Another theory connected her death with pregnancy. It was based partly on a suggestion that one of her surviving garments had been stretched around the waist. Later examination of the textile found no clear evidence of this stretching. The garment had been wrapped around her body rather than worn when she was buried.

== Theories and interpretations ==

The identity of the Dannike Woman and the reason she was buried in Rydetsmossen are unknown. Since her discovery in 1942, researchers, museum curators and local traditions have offered explanations based on her burial place, clothing, personal belongings and remains.

Local stories described the Dannike Woman as a witch who had been burned at the stake, contributing to her nickname, the "witch from Dannike" (Häxan från Dannike). Swedish antiquarian Erik Floderus, who examined the remains shortly after their discovery in 1942, found that her surviving hair, clothing, nails and shoes showed no signs of burning.

Another local story concerned her missing skull. Later accounts claimed that a peat cutter removed and hid it because of a belief that this would prevent the woman from haunting the nearby village of Dannike. Most of the skull was already missing when Floderus arrived at Rydetsmossen in 1942, and its fate is unknown.

Her social position is also uncertain. Her relatively coarse wool clothing has been interpreted as evidence of modest social standing, while examination of her skeleton found little joint wear associated with heavy physical labour. Borås Museum, which holds and displays her remains, describes her as probably a peasant while presenting several possible interpretations of her background.

The clay tobacco pipe and brass tobacco box found with her have also influenced interpretations. Swedish pipe historian Arne Åkerhagen identified the pipe as a type made no earlier than about 1690, probably in Portsmouth or Southampton in southern England. Because little written or pictorial evidence survives of women smoking in 17th-century Sweden, some researchers have suggested that her tobacco use may have been considered socially unusual and contributed to her burial outside a churchyard.

Historian Jordan Goodman, who has studied tobacco and its social history, questioned this interpretation. He noted that pipes were the usual means of smoking tobacco at the time and argued that possession of one does not show that a woman would have been excluded from ordinary burial.
== Exhibition and reconstruction ==
Following the completion of Floderus' studies of the Dannike Woman in 1944, she was described as a "strange but not exceptional find" by the Swedish National Heritage Board. Ingegärd Vallin, a curator at the Borås Museum, fought for the body to be returned to Borås, which was eventually agreed.

Upon the Dannike Woman's return to Borås, where she was displayed at various locations within the municipality's museum system until 2001, starting with the entrance to the Nymanska gården, where she was labelled as the "witch from Dannike". After the museum was remodelled from 2001, a temporary exhibition, "The Mysterious Woman from Dannike" (Den gåtfulla kvinnan från Dannike), was put on display at the Ohlsonska gården.

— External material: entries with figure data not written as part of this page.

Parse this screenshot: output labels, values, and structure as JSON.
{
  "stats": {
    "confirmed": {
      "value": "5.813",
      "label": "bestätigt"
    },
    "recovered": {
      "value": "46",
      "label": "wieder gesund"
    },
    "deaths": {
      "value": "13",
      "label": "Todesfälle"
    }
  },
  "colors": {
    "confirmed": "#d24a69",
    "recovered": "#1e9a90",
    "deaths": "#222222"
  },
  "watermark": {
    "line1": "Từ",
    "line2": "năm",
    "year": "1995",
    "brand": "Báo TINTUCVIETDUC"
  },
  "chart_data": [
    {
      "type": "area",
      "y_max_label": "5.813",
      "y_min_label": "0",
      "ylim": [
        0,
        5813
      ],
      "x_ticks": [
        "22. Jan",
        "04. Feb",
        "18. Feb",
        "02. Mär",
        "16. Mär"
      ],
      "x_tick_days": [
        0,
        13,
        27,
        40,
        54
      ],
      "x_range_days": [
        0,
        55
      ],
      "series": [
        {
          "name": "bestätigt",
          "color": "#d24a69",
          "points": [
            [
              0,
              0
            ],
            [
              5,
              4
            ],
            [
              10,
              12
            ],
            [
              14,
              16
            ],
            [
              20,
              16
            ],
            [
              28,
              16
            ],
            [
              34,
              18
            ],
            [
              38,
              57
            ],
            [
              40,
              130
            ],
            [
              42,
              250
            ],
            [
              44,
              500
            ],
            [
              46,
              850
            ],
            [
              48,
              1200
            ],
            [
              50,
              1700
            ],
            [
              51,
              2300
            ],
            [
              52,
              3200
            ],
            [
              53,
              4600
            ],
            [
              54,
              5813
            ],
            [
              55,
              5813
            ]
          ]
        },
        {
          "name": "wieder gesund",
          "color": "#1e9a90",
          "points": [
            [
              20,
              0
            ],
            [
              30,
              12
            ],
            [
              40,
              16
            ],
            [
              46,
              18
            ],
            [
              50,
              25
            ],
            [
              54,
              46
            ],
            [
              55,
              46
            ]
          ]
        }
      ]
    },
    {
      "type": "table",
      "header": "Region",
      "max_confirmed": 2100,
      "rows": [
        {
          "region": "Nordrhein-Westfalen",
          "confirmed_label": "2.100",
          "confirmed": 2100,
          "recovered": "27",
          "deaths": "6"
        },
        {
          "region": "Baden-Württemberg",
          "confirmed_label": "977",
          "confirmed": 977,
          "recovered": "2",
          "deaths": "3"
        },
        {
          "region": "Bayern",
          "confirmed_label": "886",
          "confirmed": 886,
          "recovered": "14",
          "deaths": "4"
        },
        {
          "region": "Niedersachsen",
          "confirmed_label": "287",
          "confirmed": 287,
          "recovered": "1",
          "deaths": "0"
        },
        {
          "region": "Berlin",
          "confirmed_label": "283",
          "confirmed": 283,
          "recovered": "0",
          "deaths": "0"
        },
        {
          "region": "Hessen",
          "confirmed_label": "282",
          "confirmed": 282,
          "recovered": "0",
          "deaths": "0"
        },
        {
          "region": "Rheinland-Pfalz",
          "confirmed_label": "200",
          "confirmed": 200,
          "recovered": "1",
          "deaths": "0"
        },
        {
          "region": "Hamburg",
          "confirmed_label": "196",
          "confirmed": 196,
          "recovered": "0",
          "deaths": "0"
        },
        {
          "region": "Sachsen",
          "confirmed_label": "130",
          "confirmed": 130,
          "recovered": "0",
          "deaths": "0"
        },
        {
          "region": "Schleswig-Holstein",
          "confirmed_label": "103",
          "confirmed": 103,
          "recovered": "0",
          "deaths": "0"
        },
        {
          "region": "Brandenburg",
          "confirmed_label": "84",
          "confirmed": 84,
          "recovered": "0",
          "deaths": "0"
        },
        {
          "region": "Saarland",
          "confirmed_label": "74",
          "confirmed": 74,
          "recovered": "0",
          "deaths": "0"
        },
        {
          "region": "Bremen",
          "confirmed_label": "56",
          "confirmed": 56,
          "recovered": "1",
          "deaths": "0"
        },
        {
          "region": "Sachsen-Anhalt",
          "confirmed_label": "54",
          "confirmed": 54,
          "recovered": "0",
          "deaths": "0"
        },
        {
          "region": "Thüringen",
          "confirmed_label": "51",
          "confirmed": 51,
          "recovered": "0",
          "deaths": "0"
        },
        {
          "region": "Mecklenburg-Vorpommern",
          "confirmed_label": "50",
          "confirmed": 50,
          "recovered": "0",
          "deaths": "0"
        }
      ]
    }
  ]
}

The 2001 updated study of the Dannike Woman noted that she had been incorrectly displayed by the Borås Museum since she had first been put on display sixty years earlier; this included some bones being placed correctly, including her left leg being placed on the right side of her body. This was subsequently corrected by curators. As a result of this study, the Swedish History Museum was able to conserve and recreate a pattern from an item of the Dannike Woman's, which was subsequently reproduced by students at the Swedish School of Textiles and put on display alongside the body.

On 28 May 2026, a permanent exhibition, entitled "The Dannike Woman – Life in the Bog" (Dannikekvinnan – livet tiden mossen), opened at the Borås Museum.

Eva Persson has called for the Dannike Woman to be reburied in consecrated ground. A memorial stone is placed where her body was found in the Rydetsmossen.